TOI ÉCRITE
Blason du corps de la femme.

BALSAMIER 3

Ma mère, Soir de Paris, parfum capiteux de dame.

Elle conservait pieusement le premier flacon que mon père lui avait offert. A force de n'en user qu'avec la plus grande parcimonie, le liquide s'était concentré en huile, solidifié en graisse. Le verre s'était teinté d'une lie sirupeuse d'or. Quarante ans plus tard, le coffret d'origine laissait encore échapper son haleine sucrée. Cette relique était enchâssée dans un tiroir de la commode où traînaient aussi des gants et le foulard de soie hérité de la mère de ma mère dont elle se couvrait la tête pour allumer les lumières du vendredi soir. L'odeur du cuir en plus. Mélange talisman. Le fils venait respirer, dans le tiroir de la commode, le parfum positif de la mère qui d'ordinaire trône sur son seau hygiénique. Il la lavait, la nettoyait, la dépouillait de son odeur de putréfaction. Il la reconstruisait en l'inondant dans ses rêves. Le voilà rescucité par cette onction extrême.
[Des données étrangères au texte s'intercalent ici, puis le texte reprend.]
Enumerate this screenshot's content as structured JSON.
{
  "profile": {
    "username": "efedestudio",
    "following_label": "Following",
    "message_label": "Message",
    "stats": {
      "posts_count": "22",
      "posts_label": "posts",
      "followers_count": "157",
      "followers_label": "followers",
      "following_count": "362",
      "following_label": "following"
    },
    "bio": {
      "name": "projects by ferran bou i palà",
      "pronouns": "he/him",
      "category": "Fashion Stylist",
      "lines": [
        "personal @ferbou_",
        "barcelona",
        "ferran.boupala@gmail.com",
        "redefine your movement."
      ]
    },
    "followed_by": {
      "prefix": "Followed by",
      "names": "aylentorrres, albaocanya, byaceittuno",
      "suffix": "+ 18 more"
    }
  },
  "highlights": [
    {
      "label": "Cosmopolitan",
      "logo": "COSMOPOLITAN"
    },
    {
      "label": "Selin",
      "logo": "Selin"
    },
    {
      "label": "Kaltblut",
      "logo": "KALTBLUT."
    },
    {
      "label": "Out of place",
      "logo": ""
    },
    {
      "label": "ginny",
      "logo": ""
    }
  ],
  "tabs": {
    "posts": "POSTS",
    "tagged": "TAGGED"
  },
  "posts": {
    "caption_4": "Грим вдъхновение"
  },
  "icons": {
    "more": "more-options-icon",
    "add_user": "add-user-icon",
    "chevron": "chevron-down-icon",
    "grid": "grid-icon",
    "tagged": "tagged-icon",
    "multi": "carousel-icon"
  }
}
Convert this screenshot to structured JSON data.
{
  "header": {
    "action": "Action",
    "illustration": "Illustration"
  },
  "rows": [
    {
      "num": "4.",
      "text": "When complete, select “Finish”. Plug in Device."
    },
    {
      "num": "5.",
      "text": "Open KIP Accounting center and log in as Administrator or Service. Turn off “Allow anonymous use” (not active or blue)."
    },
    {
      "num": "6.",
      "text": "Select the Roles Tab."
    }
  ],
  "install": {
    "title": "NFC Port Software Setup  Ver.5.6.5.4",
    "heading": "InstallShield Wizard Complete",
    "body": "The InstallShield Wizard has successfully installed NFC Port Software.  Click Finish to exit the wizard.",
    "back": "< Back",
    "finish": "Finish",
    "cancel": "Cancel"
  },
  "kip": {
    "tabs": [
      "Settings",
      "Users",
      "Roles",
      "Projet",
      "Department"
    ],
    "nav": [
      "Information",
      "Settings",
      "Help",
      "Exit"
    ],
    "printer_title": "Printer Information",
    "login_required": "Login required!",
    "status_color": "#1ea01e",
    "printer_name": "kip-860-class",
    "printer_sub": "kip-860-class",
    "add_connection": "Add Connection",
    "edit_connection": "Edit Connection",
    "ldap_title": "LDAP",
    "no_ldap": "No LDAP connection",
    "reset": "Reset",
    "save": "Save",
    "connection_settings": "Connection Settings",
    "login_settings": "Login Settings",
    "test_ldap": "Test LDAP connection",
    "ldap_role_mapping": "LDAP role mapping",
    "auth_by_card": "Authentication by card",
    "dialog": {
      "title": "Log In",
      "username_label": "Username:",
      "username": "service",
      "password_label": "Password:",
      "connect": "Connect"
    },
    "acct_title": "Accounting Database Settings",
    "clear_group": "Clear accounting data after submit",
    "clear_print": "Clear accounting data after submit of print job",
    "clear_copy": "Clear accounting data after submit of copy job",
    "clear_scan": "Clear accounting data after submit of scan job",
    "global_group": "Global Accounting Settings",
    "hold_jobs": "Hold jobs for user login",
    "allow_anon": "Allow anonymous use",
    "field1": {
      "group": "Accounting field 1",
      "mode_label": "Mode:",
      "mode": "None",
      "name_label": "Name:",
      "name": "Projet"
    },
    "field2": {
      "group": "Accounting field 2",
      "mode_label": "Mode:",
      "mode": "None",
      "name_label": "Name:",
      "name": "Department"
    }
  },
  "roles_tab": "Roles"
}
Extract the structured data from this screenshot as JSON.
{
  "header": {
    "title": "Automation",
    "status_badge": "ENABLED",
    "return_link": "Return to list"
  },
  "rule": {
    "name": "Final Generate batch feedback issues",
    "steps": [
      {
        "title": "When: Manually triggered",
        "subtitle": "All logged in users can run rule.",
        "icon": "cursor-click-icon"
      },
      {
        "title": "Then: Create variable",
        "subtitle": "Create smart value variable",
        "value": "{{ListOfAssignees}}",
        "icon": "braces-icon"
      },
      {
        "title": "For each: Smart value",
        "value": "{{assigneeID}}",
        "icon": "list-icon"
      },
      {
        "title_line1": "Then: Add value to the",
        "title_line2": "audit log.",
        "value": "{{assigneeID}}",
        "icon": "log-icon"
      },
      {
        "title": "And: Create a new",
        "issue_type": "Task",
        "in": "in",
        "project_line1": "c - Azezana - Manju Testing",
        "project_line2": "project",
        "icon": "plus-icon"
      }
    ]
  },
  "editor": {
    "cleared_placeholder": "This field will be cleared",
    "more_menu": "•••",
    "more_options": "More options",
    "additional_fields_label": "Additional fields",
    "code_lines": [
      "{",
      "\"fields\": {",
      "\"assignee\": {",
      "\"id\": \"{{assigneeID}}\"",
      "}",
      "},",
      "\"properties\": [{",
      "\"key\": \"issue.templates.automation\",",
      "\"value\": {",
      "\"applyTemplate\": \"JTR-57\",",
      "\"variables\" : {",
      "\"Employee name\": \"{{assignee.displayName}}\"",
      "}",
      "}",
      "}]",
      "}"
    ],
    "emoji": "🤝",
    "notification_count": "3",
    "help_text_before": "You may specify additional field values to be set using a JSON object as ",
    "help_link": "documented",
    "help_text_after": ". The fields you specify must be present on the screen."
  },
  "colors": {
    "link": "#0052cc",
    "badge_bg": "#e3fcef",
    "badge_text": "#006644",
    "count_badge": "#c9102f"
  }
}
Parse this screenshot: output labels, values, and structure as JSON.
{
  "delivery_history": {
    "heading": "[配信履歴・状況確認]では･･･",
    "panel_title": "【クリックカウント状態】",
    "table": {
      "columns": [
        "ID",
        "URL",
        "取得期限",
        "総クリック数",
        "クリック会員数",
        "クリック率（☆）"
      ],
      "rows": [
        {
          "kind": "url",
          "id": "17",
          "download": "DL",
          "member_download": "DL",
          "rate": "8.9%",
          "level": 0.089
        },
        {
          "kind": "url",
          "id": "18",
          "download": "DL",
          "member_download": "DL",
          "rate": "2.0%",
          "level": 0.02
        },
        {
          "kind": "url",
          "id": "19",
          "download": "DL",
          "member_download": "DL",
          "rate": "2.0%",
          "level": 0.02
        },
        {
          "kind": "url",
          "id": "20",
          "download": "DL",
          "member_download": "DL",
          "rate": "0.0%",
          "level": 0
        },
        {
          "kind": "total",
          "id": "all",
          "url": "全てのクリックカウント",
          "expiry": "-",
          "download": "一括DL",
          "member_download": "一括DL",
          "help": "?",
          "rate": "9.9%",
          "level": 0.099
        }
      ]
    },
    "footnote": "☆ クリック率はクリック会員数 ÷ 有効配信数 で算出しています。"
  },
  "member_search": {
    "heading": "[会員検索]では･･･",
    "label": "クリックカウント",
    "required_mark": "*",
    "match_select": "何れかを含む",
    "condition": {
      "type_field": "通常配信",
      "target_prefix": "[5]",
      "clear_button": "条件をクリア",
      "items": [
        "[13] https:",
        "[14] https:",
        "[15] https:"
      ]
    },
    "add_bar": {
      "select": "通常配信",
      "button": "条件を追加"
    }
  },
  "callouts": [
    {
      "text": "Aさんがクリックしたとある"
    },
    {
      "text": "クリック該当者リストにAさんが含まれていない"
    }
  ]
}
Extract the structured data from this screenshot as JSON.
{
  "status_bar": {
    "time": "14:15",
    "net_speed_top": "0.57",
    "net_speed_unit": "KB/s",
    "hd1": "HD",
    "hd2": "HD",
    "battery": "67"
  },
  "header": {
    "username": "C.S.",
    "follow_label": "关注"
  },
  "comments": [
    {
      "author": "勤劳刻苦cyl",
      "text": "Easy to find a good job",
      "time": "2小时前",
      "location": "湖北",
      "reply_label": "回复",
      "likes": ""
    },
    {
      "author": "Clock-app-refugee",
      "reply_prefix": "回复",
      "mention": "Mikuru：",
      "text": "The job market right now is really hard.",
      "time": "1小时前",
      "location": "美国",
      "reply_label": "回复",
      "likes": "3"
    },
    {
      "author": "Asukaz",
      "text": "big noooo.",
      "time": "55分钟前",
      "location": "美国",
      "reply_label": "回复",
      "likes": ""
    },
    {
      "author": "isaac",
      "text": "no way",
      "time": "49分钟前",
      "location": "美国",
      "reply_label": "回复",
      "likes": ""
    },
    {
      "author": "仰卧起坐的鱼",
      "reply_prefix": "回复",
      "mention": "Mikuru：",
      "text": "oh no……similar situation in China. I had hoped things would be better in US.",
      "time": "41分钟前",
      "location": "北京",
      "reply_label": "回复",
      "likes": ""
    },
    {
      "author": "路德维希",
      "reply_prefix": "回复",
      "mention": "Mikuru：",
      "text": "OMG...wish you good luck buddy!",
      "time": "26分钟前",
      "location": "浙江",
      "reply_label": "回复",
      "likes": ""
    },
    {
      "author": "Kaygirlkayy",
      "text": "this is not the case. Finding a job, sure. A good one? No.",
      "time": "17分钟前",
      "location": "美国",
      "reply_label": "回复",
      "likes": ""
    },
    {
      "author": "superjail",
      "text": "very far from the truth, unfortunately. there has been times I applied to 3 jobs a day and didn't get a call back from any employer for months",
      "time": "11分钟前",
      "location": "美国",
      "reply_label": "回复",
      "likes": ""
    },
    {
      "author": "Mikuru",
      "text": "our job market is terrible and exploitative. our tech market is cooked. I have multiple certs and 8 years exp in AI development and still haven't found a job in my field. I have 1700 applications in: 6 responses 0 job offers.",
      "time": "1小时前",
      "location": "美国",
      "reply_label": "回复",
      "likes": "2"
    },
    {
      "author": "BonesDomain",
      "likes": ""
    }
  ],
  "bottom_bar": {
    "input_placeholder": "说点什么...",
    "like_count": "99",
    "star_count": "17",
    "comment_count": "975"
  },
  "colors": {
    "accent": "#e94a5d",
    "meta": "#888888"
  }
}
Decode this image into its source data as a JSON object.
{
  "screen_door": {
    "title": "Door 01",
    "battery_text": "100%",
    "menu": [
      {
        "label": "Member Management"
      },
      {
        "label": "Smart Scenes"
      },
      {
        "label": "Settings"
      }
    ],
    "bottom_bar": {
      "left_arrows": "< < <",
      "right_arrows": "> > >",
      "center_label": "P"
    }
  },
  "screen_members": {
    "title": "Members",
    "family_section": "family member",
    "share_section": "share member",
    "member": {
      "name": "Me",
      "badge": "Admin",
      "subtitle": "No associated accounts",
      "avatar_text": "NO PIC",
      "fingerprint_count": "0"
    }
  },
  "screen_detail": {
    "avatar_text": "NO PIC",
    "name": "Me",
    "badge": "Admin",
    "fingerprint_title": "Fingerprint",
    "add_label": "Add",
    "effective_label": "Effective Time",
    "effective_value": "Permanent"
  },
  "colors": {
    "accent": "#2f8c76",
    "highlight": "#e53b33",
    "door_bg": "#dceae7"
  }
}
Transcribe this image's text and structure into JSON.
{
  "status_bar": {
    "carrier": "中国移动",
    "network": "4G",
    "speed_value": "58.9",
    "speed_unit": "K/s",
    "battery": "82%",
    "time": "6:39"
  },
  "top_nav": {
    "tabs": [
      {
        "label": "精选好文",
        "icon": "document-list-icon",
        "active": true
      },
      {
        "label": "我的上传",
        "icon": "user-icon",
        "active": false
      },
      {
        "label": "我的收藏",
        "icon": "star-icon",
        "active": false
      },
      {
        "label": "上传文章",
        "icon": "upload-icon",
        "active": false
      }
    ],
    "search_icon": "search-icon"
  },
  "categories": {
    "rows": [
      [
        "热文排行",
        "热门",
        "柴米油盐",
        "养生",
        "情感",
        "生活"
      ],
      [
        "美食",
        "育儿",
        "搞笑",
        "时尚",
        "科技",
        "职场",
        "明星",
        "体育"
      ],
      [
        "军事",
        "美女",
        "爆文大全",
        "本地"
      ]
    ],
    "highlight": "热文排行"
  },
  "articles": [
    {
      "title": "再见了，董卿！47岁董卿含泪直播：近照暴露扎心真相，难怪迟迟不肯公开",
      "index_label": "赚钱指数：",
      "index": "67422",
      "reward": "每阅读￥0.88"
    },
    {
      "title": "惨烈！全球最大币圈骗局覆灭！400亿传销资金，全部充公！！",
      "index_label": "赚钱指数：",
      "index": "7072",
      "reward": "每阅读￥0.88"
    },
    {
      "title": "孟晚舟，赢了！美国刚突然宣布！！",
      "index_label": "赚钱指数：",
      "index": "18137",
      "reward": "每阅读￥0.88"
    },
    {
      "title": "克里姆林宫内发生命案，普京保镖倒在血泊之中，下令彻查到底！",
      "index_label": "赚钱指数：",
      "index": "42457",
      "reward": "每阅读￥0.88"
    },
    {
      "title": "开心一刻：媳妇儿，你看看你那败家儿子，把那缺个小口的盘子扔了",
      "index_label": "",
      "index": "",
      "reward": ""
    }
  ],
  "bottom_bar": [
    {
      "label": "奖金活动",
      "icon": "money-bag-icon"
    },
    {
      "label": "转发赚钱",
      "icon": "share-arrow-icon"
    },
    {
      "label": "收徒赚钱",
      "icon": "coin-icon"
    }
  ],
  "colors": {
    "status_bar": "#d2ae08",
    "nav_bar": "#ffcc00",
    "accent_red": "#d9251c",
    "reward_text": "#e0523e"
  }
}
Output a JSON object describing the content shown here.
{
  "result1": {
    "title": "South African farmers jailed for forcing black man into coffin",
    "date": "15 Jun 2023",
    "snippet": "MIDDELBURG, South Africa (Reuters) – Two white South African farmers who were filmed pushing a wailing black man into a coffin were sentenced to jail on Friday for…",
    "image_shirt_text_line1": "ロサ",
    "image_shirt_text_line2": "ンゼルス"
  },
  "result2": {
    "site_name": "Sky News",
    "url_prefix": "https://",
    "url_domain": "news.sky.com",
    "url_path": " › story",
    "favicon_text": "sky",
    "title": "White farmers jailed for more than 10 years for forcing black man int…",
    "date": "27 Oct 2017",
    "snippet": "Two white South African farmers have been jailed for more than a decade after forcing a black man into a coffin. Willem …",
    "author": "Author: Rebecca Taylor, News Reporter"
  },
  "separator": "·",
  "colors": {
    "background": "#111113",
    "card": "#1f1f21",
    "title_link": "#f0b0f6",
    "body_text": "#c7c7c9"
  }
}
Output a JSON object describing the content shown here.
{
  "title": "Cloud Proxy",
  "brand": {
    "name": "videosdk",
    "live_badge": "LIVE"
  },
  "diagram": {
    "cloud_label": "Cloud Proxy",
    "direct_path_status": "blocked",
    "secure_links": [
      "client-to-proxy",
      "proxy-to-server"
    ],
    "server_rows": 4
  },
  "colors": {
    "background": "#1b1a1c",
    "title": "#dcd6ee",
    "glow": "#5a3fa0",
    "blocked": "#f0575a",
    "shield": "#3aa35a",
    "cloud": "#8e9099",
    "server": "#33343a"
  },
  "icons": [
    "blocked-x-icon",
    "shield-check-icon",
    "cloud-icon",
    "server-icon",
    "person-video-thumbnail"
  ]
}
La mère devient une élégante, porte chapeau gants et sac à main. Sa montre suisse en or, son camée, son collier quatre tours. La voilà comme ses amies, femme du monde, fumant des cigarettes fines, lèvres peintes, ongles rouges, me serrant contre elle.

Et je peux enfin m'enivrer de ton odeur, femme parmi les femmes. Je peux enfin être un enfant et donc devenir un homme.